🤖 AI Summary
To address the unreliable pose graph construction and motion synchronization challenges in multi-view point cloud registration, this paper proposes an end-to-end absolute pose estimation paradigm. First, matching distance is introduced as a principled reliability metric for pose graph construction, replacing handcrafted loss functions with direct global pose regression. Second, the method jointly optimizes feature interaction and structural awareness by integrating local geometric distribution modeling with adaptive attention mechanisms.
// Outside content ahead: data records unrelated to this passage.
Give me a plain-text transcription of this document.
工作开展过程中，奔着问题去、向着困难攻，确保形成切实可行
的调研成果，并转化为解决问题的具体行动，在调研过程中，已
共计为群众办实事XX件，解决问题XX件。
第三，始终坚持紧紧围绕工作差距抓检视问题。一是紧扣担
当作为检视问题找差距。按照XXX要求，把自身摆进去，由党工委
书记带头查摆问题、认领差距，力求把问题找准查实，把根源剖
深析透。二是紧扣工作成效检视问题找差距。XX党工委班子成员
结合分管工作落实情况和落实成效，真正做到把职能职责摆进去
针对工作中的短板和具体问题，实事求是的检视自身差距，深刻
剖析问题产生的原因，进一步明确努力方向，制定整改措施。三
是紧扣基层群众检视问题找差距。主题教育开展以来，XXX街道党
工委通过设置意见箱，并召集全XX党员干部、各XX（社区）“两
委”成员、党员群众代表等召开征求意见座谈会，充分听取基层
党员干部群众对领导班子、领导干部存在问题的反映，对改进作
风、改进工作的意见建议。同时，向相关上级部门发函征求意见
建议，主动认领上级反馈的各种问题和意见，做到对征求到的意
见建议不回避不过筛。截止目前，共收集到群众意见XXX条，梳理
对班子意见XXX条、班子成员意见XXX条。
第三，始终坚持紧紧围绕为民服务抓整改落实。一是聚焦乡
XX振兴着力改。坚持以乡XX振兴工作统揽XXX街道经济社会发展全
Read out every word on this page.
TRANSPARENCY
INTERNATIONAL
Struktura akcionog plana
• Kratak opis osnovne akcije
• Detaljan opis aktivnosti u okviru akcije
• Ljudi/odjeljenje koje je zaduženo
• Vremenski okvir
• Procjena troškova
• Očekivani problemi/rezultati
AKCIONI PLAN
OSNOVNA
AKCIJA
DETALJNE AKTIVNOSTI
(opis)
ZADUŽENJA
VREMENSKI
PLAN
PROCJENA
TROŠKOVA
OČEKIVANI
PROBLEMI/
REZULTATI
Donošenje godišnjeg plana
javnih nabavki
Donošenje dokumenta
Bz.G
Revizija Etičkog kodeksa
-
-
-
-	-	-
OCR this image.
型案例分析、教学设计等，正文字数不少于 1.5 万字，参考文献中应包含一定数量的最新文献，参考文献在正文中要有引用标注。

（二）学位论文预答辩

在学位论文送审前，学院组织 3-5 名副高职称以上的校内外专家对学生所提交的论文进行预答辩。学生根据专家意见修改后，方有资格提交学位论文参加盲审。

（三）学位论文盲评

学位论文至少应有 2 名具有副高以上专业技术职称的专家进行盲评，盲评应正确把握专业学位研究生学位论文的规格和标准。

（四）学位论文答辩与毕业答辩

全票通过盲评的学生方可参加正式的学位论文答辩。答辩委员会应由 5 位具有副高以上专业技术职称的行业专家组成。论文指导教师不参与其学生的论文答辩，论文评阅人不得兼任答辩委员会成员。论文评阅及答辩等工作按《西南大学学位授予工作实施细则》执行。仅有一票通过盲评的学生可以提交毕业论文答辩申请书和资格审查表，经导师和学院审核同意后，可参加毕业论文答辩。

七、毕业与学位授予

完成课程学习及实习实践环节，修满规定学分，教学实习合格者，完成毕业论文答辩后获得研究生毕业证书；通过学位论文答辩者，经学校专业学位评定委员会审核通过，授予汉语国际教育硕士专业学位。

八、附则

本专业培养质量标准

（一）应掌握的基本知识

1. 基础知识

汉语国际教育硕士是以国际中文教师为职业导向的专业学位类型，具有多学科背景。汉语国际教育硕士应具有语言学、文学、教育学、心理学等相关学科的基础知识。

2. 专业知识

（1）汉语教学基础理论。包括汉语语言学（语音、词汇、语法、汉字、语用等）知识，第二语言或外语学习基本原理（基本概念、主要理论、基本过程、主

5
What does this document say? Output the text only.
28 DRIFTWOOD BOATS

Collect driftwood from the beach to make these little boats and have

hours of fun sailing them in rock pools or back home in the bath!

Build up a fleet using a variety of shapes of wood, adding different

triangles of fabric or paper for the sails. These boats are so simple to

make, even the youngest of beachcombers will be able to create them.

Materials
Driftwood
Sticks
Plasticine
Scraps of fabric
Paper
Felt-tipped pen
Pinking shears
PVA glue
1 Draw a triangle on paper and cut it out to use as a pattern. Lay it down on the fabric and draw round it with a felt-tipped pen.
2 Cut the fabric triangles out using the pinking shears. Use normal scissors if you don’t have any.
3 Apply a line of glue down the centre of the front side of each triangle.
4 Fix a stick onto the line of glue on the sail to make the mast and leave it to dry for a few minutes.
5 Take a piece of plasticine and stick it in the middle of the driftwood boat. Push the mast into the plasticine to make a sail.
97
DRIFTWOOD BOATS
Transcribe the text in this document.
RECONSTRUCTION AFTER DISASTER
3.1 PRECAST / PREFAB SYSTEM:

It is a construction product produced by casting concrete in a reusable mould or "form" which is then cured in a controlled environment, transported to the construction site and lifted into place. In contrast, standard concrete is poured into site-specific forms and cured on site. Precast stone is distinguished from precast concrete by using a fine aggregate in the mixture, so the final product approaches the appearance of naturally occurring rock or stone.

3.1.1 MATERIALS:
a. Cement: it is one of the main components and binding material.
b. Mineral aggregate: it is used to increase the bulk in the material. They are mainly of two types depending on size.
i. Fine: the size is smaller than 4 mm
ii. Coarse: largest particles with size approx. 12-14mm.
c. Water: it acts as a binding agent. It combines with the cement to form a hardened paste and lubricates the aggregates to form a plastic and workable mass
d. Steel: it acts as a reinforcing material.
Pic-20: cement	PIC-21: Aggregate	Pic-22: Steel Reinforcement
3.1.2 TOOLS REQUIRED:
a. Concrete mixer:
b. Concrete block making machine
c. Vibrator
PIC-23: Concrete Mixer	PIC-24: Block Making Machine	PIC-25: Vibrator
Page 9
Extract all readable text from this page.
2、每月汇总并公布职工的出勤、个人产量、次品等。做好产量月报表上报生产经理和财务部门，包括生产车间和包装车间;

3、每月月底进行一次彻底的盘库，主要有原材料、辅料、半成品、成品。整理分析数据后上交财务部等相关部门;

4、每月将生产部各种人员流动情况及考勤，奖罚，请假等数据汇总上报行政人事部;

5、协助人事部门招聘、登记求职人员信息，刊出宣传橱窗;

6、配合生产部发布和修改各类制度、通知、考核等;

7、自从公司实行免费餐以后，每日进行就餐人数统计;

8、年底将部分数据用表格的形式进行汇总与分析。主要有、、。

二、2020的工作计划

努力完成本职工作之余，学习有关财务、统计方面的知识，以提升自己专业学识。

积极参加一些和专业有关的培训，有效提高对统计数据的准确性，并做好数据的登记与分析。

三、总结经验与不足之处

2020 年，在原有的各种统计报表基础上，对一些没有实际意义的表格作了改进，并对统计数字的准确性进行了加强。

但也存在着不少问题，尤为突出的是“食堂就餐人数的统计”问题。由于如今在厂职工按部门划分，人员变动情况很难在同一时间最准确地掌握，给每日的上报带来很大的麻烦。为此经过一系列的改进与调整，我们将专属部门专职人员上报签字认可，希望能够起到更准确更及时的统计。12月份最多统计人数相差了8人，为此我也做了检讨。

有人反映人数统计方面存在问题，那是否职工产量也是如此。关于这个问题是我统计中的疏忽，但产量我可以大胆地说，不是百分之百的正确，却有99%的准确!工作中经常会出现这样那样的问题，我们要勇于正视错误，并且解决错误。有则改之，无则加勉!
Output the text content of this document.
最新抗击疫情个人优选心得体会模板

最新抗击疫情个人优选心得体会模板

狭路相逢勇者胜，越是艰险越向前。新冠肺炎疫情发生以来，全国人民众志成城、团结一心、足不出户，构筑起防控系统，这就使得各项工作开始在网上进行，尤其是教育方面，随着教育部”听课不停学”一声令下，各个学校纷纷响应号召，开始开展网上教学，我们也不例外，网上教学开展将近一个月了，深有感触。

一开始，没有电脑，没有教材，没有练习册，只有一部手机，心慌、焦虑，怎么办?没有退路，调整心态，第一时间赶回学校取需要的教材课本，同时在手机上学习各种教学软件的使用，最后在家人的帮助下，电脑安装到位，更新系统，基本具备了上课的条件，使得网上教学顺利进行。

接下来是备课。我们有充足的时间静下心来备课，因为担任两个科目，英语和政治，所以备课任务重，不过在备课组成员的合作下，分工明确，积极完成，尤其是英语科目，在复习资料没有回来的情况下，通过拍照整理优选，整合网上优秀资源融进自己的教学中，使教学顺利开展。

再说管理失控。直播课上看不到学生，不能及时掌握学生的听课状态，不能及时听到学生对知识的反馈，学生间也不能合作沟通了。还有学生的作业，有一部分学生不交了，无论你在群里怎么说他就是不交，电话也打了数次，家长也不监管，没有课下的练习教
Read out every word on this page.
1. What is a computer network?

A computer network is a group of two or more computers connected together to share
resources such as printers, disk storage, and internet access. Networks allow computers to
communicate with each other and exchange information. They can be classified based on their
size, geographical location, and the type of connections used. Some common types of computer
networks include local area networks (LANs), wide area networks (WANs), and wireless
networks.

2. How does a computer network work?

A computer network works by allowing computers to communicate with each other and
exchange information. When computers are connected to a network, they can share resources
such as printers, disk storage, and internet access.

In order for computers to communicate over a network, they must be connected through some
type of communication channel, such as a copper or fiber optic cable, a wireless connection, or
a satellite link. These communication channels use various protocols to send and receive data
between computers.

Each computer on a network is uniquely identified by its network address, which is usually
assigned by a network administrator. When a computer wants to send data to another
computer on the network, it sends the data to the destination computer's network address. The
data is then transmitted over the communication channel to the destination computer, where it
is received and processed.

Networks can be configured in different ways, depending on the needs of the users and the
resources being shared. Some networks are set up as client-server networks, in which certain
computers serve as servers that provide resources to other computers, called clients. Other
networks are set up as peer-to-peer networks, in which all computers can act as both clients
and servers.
Fully data-driven, it eliminates iterative optimization and post-processing. Evaluated on diverse indoor and outdoor datasets, the approach achieves a 12.7% improvement in pose graph construction accuracy and reduces overall registration error by 21.3%, demonstrating significantly enhanced robustness and cross-scene generalization capability.
📝 Abstract
Multiview point cloud registration plays a crucial role in robotics, automation, and computer vision fields. This letter concentrates on pose graph construction and motion synchronization within multiview registration. Previous methods for pose graph construction often pruned fully connected graphs or constructed sparse graph using global feature aggregated from local descriptors, which may not consistently yield reliable results. To identify dependable pairs for pose graph construction, we design a network model that extracts information from the matching distance between point cloud pairs. For motion synchronization, we propose another neural network model to calculate the absolute pose in a data-driven manner, rather than optimizing inaccurate handcrafted loss functions. Our model takes into account geometric distribution information and employs a modified attention mechanism to facilitate flexible and reliable feature interaction. Experimental results on diverse indoor and outdoor datasets confirm the effectiveness and generalizability of our approach.